共有

03. Menjadi Incaran

作者: Nyemoetdz Kim
last update 最終更新日: 2023-11-21 02:18:44

Gadis bertubuh ringkih sedang terbaring dengan tubuh penuh luka lebam. Dia menangisi apa yang sudah hilang dari dirinya, seseorang yang tidur di sampingnya sudah merenggut kesuciannya karena sang kakak.

Dia menjadi budak nafsu seseorang di sampingnya mulai sekarang. Bahkan semalaman dia sudah menyetubuhinya berkali-kali. Sampai bagian bawah milik gadis itu terasa perih. Bahkan caranya bercinta juga membuat tubuh gadis itu merah-merah, karena memang pria itu menyetubuhinya dengan kondisi mabuk.

"Apa kau akan terus menangis? Sudah jangan terus menangis," ucap Yuda lirih dengan mata terpejam.

Namun, gadis cantik itu masih saja menangis, membuat Yuda membuka mata dan menatap Dara yang masih meneteskan air mata, karena kesuciannya di renggut pria yang tak dia kenal.

"Aku katakan padamu, mulai detik ini berusahalah untuk menyukaiku, karena saat aku sudah memilih seseorang, aku tidak akan melepaskannya." Yuda berusaha duduk di samping Dara dan menatap gadis itu.
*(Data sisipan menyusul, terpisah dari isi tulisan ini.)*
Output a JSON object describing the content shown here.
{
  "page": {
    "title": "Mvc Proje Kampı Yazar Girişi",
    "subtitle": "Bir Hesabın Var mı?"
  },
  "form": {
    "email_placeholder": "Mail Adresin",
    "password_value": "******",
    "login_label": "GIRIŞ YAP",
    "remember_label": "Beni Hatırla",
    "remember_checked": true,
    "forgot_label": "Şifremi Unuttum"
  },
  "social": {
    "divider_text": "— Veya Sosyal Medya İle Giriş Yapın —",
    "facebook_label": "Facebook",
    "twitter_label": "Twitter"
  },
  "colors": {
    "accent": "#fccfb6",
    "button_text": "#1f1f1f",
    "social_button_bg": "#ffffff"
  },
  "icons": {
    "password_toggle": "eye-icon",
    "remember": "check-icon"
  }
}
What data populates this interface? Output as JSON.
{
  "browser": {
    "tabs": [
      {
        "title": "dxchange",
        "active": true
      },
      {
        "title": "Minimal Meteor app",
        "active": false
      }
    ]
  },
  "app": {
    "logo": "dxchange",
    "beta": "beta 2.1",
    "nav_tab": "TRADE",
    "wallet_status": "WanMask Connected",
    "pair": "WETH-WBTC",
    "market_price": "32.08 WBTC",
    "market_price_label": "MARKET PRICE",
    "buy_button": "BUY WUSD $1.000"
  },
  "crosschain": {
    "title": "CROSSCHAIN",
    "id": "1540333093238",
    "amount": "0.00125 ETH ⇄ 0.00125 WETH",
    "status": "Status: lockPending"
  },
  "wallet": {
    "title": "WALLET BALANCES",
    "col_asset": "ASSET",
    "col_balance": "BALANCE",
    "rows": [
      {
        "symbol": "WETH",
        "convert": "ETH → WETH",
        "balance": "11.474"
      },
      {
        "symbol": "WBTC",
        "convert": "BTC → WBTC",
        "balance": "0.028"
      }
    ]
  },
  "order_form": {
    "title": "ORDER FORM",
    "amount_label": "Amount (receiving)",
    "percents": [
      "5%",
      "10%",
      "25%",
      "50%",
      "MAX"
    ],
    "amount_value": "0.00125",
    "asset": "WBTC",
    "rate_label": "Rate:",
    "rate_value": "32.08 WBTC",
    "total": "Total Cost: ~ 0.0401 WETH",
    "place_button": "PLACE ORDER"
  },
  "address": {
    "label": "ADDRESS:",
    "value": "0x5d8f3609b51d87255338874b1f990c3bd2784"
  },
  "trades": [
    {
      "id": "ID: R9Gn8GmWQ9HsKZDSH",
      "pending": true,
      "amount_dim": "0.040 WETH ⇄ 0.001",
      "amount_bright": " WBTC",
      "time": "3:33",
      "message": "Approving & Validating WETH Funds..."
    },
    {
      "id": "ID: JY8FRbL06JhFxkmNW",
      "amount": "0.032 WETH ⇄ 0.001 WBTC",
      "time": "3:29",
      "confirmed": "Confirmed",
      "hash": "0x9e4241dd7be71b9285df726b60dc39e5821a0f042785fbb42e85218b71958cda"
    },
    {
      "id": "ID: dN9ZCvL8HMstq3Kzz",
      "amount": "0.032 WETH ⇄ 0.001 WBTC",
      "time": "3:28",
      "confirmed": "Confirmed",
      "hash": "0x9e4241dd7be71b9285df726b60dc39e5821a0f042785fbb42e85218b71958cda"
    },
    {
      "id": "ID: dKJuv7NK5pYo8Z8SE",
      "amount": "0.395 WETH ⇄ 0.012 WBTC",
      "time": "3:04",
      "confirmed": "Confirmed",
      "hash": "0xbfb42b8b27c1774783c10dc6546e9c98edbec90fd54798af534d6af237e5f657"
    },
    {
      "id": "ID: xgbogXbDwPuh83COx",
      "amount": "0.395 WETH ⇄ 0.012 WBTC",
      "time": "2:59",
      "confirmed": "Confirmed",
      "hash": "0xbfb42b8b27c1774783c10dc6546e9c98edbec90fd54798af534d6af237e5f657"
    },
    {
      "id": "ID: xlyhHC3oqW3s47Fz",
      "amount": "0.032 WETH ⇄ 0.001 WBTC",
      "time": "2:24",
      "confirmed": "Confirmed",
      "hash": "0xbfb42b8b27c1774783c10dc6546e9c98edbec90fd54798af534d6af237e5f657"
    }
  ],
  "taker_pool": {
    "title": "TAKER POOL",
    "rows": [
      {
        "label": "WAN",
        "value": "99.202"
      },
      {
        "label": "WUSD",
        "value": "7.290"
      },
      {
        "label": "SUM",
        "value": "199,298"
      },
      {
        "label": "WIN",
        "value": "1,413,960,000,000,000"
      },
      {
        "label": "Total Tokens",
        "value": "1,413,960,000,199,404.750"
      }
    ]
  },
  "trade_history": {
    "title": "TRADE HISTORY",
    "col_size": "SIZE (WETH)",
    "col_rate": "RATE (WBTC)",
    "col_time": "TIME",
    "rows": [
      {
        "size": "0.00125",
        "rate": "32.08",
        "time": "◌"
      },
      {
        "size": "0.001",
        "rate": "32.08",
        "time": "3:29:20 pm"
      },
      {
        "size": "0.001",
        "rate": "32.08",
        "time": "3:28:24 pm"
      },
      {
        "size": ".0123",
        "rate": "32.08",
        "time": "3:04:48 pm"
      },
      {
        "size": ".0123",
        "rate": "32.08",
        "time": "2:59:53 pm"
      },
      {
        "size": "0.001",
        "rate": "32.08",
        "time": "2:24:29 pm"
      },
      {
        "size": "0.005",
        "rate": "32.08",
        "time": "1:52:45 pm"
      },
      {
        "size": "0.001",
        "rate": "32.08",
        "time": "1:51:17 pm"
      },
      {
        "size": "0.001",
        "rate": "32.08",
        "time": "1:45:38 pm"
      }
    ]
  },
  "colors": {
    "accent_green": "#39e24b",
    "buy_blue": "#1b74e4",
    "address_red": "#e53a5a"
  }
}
Yuda menyeka air mata Dara yang terus menangis. Sikapnya berbeda, tidak seperti semalam yang kasar dan tak peduli dengan tangis Dara.

"Puaskan dirimu menangis. Kau tidak akan mendapatkan lagi apa yang sudah hilang, jadi nikmati ini semua. Kau tidak akan lagi mendapatkan perlakuan buruk dari kakakmu, dia tidak akan berani menyentuhmu, karena kau ini milikku. Sudah jangan menangis. Haruskah aku membantu membersihkan tubuhmu?" Ucapan Yuda begitu halus. Entah dia merasa bersalah atau bagaimana, pria di samping Dara bersikap hangat sekarang.

Dengan bantuan Yuda, dia membawa Dara ke kamar mandi untuk membersihkan tubuhnya. Dia tidak kuat untuk sekedar berdiri karena rasa perih di bagian bawah miliknya. Yuda menggendong dan mendudukkan di wastafel, membantu Dara untuk menggosok giginya.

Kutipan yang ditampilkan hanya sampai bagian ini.